Terzo appuntamento con Il racconto del giovedì. Oggi leggeremo Occhiacci di legno, perché mi guardate? di Tahar Lamri.
I banchi azzurri mi guardano. Mi gettano certe occhiate. Io conosco soltanto i banchi color legno, del mio paese, pieni di scritte che non bastavano mai a contenerci tutti. Eravamo in cinquanta, potevamo giocare a spintoni. Qui siamo dodici, tutti in fila ordinati. Chissà se un giorno potrò avere un amico con cui giocare. Sono così pochi i bambini qui. Questi banchi sono azzurri e non ci si può scrivere sopra. Sono lisci. Come tutto qui. Anche la faccia della maestra è liscia, sembra che il tempo non lascia segni né sui banchi né sulle facce. Sarà vero? Mah.
Non si vedono i muri di questa classe, ci sono foto, scritte, disegni, bambole e tante altre diavolerie che non si sa qual è il colore dei muri. Ci sono tante finestre, ma poca luce. Non si sentono gli uccelli cantare. Ogni tanto passa un treno e tutto trema.
Mio padre ieri ha detto “Cerca di essere bravo, qui si devono fare tanti sacrifici”. All’inizio non ho capito bene cosa intendeva dire, credevo che bisognava sacrificare tanti montoni, come quando c’è la festa dell’Aid, per poter andare a scuola. Poi ho capito che in un paese ricco, non si può vivere da poveri. Chissà se devo fare anch’io dei “sacrifici”.

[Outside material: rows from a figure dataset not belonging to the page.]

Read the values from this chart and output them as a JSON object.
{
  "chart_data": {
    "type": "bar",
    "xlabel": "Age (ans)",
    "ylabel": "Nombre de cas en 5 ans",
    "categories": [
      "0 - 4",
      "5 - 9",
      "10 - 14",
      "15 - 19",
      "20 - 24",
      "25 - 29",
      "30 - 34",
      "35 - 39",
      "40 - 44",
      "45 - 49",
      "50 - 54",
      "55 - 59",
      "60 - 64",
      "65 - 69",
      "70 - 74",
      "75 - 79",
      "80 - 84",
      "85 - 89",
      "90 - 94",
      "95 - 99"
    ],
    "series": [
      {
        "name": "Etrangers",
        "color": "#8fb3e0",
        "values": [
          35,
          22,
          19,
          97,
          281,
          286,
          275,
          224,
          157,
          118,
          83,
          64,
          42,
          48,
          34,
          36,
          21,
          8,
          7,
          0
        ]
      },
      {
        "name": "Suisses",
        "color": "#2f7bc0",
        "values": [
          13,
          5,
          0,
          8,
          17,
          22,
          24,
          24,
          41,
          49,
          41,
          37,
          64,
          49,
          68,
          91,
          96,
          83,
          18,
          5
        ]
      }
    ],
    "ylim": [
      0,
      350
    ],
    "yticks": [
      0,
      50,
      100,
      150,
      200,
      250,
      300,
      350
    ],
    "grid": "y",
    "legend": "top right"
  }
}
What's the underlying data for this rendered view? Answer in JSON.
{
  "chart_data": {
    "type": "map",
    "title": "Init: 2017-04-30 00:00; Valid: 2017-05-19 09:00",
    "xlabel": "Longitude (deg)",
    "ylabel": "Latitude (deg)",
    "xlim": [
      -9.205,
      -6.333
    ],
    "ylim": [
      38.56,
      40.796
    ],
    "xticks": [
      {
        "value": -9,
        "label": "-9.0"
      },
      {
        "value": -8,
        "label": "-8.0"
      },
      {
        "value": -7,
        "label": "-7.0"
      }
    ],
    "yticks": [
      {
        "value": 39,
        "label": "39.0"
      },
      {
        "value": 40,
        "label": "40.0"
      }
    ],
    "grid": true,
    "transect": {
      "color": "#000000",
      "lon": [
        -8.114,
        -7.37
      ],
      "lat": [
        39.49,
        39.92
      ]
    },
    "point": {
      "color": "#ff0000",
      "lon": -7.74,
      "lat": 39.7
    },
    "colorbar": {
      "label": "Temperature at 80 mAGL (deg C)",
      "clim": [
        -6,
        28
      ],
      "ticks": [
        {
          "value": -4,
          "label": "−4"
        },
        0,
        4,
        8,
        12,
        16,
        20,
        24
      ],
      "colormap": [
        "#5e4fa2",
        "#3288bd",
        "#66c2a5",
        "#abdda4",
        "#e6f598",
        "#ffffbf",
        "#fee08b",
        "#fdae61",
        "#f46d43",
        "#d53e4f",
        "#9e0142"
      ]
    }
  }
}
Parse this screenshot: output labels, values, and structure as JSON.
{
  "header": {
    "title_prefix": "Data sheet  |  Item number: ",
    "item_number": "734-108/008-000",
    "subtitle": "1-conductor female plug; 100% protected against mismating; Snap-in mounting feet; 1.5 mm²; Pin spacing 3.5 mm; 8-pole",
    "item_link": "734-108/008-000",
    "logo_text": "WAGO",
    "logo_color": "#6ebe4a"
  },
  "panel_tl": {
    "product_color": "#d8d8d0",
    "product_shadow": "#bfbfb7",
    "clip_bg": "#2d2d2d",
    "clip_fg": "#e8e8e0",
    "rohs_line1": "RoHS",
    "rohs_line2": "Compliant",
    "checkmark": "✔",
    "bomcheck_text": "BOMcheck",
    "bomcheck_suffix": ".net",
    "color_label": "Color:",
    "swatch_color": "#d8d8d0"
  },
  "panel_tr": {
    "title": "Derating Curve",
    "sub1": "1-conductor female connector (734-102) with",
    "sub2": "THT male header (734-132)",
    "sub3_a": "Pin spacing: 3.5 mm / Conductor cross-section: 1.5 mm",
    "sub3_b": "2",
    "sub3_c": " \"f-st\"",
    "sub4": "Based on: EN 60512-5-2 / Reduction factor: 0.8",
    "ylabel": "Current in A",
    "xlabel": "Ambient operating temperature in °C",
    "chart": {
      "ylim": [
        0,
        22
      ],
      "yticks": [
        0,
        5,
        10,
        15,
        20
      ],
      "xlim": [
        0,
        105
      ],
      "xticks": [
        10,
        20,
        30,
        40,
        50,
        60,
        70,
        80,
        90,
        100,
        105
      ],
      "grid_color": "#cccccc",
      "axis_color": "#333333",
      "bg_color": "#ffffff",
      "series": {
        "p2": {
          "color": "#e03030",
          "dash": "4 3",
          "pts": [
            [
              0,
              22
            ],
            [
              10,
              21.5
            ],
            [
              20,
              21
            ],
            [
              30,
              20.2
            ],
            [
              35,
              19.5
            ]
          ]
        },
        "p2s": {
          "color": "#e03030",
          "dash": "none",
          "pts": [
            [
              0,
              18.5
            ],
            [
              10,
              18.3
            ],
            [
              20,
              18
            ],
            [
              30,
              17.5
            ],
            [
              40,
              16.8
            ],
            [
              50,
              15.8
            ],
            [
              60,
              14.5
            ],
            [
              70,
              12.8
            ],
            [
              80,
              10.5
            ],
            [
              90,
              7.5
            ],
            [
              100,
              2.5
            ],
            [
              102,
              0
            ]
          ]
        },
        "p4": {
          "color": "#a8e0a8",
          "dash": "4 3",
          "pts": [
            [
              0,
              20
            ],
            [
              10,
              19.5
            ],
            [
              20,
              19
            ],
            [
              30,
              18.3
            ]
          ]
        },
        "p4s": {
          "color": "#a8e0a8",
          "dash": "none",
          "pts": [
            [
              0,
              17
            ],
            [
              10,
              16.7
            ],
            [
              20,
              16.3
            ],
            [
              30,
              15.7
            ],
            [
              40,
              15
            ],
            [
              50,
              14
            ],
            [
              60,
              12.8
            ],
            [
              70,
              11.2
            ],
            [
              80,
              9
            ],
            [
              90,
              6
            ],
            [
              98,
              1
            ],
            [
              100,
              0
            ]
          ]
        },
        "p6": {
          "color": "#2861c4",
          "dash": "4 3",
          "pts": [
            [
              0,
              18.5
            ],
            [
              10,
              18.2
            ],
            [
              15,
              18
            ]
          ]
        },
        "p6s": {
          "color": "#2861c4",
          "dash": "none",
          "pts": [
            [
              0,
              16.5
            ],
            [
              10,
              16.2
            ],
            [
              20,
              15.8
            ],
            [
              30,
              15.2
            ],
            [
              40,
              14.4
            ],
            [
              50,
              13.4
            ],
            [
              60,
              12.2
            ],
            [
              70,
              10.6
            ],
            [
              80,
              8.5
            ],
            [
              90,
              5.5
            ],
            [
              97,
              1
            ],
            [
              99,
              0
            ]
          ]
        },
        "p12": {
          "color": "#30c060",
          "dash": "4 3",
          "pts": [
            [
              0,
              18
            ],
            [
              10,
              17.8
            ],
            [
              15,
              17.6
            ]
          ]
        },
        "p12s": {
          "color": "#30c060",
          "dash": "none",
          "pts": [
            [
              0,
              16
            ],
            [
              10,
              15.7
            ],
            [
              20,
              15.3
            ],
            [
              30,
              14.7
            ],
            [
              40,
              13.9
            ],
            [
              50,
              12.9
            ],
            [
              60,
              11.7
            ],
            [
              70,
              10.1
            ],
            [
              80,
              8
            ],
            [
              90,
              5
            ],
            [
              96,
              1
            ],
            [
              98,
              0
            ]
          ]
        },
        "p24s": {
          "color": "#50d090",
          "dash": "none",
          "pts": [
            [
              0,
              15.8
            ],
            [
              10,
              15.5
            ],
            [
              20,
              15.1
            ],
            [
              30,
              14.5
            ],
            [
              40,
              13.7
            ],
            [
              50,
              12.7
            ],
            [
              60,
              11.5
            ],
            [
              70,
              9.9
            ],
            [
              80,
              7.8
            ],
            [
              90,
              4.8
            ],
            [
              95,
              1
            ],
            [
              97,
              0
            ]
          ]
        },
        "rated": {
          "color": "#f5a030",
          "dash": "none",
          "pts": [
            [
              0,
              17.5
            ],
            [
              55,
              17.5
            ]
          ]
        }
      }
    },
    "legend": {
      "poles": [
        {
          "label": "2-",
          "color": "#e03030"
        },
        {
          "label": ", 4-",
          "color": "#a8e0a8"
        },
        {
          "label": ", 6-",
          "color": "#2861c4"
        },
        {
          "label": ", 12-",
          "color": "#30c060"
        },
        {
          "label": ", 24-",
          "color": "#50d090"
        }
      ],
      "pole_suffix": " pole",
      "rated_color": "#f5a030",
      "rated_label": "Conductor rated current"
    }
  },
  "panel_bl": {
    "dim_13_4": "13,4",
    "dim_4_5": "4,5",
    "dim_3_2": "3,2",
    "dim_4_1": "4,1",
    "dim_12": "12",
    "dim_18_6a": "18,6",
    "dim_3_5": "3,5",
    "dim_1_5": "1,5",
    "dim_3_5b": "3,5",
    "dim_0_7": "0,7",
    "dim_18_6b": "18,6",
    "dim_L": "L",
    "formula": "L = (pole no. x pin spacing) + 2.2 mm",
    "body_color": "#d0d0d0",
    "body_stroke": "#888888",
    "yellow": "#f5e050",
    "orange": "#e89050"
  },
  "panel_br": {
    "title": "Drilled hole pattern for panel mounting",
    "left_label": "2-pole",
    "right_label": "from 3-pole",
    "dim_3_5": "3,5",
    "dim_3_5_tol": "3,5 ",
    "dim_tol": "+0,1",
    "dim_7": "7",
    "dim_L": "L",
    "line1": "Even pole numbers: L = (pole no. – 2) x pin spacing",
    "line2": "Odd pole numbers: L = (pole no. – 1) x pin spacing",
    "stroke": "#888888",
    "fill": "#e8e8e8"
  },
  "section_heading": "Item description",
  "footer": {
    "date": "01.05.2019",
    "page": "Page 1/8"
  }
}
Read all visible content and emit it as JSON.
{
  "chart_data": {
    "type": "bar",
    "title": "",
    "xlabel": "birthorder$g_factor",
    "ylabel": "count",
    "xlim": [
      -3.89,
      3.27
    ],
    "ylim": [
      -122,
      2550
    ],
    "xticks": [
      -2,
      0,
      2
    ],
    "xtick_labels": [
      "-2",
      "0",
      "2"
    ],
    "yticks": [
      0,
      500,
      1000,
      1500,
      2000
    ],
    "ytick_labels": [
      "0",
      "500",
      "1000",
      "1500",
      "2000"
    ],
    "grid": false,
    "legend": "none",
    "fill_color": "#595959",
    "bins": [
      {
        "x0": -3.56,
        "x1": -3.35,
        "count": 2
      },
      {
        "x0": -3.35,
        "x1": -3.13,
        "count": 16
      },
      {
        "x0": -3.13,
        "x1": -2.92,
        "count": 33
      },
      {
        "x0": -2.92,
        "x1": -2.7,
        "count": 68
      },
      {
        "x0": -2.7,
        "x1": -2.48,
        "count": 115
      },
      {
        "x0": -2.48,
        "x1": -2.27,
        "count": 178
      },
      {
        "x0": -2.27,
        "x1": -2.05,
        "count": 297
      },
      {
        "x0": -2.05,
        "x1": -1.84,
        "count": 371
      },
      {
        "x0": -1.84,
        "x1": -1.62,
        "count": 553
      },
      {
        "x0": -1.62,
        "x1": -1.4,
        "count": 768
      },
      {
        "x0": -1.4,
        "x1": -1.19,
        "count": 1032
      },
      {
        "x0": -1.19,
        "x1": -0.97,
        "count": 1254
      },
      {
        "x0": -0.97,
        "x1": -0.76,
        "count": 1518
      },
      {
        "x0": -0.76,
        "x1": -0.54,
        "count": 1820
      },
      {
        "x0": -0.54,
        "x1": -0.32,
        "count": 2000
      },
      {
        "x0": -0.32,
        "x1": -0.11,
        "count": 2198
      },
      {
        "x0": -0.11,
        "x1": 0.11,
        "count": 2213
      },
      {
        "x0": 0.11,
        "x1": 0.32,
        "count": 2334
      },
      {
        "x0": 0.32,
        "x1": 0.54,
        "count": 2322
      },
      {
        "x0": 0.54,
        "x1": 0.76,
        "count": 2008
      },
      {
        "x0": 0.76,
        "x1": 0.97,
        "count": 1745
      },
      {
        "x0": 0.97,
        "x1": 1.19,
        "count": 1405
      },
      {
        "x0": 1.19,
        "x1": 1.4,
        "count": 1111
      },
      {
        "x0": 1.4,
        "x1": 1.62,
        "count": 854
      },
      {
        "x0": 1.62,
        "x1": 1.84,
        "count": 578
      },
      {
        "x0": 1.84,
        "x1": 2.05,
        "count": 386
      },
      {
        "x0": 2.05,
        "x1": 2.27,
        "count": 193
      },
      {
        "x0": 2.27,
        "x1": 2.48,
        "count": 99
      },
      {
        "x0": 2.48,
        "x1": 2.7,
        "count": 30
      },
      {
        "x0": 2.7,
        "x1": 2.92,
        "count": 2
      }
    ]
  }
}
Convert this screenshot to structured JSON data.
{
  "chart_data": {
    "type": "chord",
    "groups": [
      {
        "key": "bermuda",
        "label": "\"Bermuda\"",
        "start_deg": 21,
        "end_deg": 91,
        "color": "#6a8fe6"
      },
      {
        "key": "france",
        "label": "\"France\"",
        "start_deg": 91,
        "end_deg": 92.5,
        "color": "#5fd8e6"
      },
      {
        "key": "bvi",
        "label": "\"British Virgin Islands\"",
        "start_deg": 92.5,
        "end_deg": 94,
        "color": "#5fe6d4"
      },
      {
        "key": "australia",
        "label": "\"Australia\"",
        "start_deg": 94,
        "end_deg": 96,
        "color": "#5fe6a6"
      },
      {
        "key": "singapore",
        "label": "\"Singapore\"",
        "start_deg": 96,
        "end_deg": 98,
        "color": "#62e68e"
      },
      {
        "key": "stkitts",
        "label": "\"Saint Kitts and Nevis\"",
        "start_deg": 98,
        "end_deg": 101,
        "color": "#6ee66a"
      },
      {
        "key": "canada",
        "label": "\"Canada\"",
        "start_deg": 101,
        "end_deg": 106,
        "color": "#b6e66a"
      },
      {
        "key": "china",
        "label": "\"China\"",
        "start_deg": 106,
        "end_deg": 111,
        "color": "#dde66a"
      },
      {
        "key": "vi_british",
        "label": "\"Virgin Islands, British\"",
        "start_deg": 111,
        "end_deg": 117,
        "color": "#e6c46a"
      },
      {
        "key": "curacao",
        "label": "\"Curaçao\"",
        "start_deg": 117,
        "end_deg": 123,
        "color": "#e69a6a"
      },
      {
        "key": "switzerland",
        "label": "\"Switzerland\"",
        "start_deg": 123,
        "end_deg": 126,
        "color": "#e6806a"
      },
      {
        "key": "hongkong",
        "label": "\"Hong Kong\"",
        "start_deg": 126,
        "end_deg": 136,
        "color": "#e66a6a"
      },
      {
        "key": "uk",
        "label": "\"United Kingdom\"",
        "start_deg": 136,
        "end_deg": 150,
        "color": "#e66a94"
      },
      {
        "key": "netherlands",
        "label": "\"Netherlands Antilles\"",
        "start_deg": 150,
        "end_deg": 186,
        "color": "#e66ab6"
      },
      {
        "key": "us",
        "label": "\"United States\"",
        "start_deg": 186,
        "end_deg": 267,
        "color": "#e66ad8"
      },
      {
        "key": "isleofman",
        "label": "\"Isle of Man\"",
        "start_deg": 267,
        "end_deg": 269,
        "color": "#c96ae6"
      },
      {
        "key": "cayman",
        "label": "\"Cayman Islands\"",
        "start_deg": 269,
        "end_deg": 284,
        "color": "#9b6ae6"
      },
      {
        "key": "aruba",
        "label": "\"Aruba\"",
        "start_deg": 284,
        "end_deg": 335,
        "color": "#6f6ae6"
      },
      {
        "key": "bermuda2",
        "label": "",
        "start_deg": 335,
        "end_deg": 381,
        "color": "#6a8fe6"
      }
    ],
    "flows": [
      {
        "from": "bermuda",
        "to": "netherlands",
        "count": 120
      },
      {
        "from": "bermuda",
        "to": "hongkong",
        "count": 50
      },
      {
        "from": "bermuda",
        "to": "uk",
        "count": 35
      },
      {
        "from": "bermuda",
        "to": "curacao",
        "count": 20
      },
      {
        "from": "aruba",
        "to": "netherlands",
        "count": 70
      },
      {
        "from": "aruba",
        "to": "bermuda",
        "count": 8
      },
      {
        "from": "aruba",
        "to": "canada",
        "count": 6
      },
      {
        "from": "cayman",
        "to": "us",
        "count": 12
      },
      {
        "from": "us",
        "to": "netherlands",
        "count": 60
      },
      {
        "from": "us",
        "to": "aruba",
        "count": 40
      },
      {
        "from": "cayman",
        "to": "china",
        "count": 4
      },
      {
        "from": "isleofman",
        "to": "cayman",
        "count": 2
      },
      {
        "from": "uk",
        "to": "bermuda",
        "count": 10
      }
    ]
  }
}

Oggi la maestra mi ha detto: “Quando parli alle persone li devi guardare negli occhi” ma a me la nonna ha sempre insegnato di non guardare le persone in faccia: “solo gli animali si guardano negli occhi” mi diceva. Per aiutarmi a guardare le persone negli occhi, da una settimana si siede a fianco a me Ahmed, anche lui è del mio paese. Quando si è presentato e ha parlato con me nella mia lingua mi è sembrato così strano quel suono che quasi quasi non capivo cosa mi diceva. Mi ha detto “non ti preoccupare imparerai in fretta l’italiano” ma quando l’ho sentito parlare questa lingua mi sono preoccupato subito, perché io la lingua la conosco nella mia testa e ho capito subito che lui la parla malissimo. Chissà perché non mi mettono vicino un italiano così imparo da lui. Comunque devo impararla in fretta perché la mamma ha bisogno quando deve andare a fare acquisti. Io l’italiano lo so benissimo. Nella mia testa.
Tahar Lamri nasce ad Algeri nel 1958. In Libia dall’79 all’84, conclude gli studi in Legge iniziati in Algeria, con la specializzazione in Rapporti internazionali e lavora come traduttore presso il consolato di Francia a Bengasi, si sposta dunque in Francia. In Italia dal 1986, vive a Ravenna. È direttore artistico del Festival delle culture.